We consider using gradient descent to minimize the nonconvex function $f(X)=\phi(XX^{T})$ over an $n\times r$ factor matrix $X$, in which $\phi$ is an underlying smooth convex cost function defined over $n\times n$ matrices. While only a second-order stationary point $X$ can be provably found in reasonable time, if $X$ is additionally rank deficient, then its rank deficiency certifies it as being globally optimal. This way of certifying global optimality necessarily requires the search rank $r$ of the current iterate $X$ to be overparameterized with respect to the rank $r^{\star}$ of the global minimizer $X^{\star}$. Unfortunately, overparameterization significantly slows down the convergence of gradient descent, from a linear rate with $r=r^{\star}$ to a sublinear rate when $r>r^{\star}$, even when $\phi$ is strongly convex. In this paper, we propose an inexpensive preconditioner that restores the convergence rate of gradient descent back to linear in the overparameterized case, while also making it agnostic to possible ill-conditioning in the global minimizer $X^{\star}$.
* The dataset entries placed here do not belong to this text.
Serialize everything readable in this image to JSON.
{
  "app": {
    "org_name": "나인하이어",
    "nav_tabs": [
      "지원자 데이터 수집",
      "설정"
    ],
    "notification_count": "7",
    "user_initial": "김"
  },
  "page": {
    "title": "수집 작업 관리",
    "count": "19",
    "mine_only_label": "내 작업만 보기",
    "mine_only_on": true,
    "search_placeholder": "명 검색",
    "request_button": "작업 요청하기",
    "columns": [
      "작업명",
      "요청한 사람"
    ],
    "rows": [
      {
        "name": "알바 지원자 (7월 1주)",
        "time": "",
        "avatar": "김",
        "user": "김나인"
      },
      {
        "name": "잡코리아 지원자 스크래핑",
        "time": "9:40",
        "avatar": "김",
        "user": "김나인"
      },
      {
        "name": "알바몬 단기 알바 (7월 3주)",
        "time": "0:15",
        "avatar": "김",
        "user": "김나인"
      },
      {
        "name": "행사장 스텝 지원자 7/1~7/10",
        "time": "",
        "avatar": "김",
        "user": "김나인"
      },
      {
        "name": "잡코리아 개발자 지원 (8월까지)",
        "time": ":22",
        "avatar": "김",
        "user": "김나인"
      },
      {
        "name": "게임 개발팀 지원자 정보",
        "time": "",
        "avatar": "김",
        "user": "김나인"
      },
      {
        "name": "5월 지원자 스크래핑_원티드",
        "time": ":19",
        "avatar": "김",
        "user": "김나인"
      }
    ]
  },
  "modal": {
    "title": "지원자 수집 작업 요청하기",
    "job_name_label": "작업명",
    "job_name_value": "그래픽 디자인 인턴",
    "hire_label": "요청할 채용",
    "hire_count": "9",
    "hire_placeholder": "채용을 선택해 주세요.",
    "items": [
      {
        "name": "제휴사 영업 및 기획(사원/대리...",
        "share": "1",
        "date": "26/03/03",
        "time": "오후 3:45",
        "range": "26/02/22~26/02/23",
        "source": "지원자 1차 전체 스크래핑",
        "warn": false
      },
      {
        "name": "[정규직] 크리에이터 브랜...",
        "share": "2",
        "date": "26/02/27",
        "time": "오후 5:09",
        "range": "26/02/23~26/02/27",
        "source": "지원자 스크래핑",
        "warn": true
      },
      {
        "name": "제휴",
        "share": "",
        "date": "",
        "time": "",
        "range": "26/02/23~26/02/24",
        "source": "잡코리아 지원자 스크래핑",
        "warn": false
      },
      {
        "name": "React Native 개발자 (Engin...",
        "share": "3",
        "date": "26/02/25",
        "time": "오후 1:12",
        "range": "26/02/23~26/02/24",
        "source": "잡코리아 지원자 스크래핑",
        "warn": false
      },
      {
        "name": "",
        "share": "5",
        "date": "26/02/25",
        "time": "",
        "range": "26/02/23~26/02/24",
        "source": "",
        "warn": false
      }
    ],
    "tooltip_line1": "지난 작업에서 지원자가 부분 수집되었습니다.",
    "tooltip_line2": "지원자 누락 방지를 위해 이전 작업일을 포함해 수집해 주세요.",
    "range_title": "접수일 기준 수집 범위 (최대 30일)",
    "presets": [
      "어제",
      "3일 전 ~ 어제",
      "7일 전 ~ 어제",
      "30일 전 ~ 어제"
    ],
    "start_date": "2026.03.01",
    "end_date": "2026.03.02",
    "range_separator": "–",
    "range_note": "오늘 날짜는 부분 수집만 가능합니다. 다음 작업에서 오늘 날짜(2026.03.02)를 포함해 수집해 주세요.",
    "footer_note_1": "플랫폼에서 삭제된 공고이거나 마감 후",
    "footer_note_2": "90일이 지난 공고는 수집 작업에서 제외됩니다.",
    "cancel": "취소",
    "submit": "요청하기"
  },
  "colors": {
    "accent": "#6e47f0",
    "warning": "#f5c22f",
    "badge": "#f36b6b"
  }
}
翻译:利用预处理梯度下降的方式实现过参数化非凸Burer-Monteiro分解并获得全局最优解证明
翻译后的摘要:
我们研究使用梯度下降来最小化非凸函数 $f(X)=\phi(XX^{T})$ ,其中 $\phi$ 是在 $n\times n$ 矩阵上定义的平滑凸代价函数。虽然只能在合理时间内证明找到二阶稳定点 $X$ ,但如果 $X$ 还是秩不足的,则它的秩缺失证明它是全局最优解。这种证明全局最优解的方式必须要求当前迭代 $X$ 的搜索秩 $r$ 相对于全局最小化器 $X^{\star}$ 的秩 $r^{\star}$ 过于参数化。不幸的是,参数化会大大减缓梯度下降的收敛速度,从 $r=r^{\star}$ 线性速率变为 $r>r^{\star}$ 的次线性速率,甚至当 $\phi$ 是强凸的时也同样如此。在本文中,我们提出了一个廉价的预处理器,使梯度下降的收敛速度在过参数化情况下恢复到线性,并使其对全局最小化器 $X^{\star}$ 的可能的病态不敏感。